The Moral of Quiet Strength

If there’s a moral to this story – and I believe there is – it’s this: strength doesn’t always look how you expect it to. It isn’t always loud or dramatic. Sometimes, it’s in the tears we hold back, not the ones we shed. Sometimes, it’s in the quiet sacrifices we make for the ones we love, even when they go unnoticed. And sometimes, it’s how we roast a tiny cassava tuber on a hillside and hand it to a hungry child, saying, “You need it more”.

My mother never needed to proclaim her love or her strength. She lived it, every single day. And though she is gone now, her lessons remain. They live on in the choices I make; how I treat others, and in the quiet moments when I wonder if she is watching, still the fortress she always was.

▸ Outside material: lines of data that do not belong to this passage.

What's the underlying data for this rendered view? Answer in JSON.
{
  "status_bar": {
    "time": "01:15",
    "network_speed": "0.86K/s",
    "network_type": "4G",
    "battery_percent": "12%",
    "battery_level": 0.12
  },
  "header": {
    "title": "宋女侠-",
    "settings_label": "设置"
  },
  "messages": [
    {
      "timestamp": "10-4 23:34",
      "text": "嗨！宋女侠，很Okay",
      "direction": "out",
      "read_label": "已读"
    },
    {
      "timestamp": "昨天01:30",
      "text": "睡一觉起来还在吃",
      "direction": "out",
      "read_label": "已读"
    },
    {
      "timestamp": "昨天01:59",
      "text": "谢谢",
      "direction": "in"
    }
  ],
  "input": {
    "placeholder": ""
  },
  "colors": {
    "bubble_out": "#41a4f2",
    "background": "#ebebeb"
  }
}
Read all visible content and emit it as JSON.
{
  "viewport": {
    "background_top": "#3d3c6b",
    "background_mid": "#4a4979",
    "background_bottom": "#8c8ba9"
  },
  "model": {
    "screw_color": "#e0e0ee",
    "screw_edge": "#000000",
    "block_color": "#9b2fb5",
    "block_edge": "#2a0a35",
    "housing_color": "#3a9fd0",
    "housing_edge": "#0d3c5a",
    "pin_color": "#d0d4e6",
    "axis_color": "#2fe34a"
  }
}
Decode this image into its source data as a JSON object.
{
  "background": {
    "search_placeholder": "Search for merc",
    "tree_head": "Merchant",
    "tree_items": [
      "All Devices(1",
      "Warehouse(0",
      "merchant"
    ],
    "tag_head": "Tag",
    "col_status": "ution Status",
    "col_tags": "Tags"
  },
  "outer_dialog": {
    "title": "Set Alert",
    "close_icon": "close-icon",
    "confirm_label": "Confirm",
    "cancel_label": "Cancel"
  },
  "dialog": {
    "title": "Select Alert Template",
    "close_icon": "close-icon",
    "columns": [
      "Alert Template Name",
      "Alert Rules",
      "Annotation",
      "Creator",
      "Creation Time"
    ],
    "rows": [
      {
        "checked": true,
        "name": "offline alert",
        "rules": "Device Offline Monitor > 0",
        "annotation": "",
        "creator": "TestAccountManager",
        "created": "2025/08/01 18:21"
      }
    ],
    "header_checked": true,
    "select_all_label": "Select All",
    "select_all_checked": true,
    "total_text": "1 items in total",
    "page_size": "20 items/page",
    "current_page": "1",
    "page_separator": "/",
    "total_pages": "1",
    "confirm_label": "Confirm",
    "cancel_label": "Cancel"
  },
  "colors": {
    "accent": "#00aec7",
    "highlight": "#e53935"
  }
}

And if she is – if she can see me now – I hope she knows that I finally understand. I understand the strength it took to endure, the love it took to give, and the courage it took to remain unshaken in the face of life’s storms. I understand, and I am grateful.

Washington Irving

‘A mother is the truest friend we have, when trials heavy and sudden fall upon us; when adversity takes the place of prosperity; when friends desert us; when trouble thickens around us, still will she cling to us, and endeavour by her kind precepts and counsels to dissipate the clouds of darkness, and cause peace to return to our hearts.’ – Washington Irving (1783-1859), an American author, essayist, biographer, and historian best known for his short stories and essays. He is considered one of the first American writers to achieve international acclaim.